Grant rejection is the norm, not the exception. Most funded grants were rejected at least once. The resubmission process — if done strategically — often produces stronger proposals than the original. Here's how to turn a rejection into a funded award.
Start with the summary statement: The peer review summary statement (or reviewer comments) is the most valuable feedback you'll ever receive. Read it carefully, multiple times, before deciding on your response strategy. Identify: • Consensus criticisms — issues raised by multiple reviewers or the panel. These must be addressed head-on. • Outlier criticisms — issues raised by one reviewer that others didn't mention. Address them, but briefly. • Critiques based on misunderstanding — sometimes reviewers misread the proposal.
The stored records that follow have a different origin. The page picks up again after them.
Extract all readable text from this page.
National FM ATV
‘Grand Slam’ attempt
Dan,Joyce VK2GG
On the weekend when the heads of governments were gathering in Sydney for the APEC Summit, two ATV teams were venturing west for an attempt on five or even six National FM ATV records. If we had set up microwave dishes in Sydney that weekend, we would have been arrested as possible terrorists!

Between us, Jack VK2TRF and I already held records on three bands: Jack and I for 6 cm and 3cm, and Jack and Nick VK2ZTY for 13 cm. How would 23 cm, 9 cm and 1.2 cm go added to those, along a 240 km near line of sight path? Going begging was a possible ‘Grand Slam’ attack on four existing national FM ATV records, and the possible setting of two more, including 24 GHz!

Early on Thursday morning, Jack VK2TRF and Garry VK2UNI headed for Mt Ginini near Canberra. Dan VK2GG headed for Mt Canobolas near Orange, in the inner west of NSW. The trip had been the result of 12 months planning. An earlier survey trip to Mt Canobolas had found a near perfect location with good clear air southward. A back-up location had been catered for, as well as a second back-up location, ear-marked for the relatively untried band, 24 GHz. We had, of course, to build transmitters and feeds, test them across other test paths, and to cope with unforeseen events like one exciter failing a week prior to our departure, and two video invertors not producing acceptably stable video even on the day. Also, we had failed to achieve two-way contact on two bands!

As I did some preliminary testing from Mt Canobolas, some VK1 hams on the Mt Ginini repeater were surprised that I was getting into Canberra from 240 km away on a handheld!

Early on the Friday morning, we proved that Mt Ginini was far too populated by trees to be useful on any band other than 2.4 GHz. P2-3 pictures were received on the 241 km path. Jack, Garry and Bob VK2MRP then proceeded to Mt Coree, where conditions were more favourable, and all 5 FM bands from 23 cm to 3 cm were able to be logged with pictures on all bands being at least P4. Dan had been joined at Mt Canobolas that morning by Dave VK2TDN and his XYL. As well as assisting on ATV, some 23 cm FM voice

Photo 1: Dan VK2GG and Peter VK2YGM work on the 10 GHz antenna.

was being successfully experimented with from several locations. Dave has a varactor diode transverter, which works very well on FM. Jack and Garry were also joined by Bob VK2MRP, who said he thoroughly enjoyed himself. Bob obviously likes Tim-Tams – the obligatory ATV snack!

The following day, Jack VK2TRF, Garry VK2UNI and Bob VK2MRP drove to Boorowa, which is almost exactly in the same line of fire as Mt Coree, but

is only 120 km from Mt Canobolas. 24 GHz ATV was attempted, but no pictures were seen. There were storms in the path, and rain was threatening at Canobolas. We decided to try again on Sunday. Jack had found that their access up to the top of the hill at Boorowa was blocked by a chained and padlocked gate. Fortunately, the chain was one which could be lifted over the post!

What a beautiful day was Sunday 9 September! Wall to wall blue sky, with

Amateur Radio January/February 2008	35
Address by clarifying, not arguing.
NIH resubmission (A1): • You have one resubmission opportunity per application. • The A1 includes a 1-page Introduction summarizing changes made in response to reviews. • Changes must be marked with a change bar or highlighted text. • Do not simply argue against the reviewers — address their concerns substantively. • If a weakness was your preliminary data, you now have more time to generate it.
NSF resubmission: • NSF does not formally designate resubmissions, but program officers know when a proposal has been revised. • Call your program officer before resubmitting. Ask directly: "Given the previous review, would a revised submission be competitive?" • Address all substantive reviewer critiques.
Strategic resubmission decisions: • Should you resubmit to the same program or switch? Consider the score, the summary statement tone, and whether your program officer is encouraging. • Should you restructure the aims? Sometimes a fundamental rethinking is more competitive than a revision. • Is the timing right? If the field has moved, your framing may need to shift.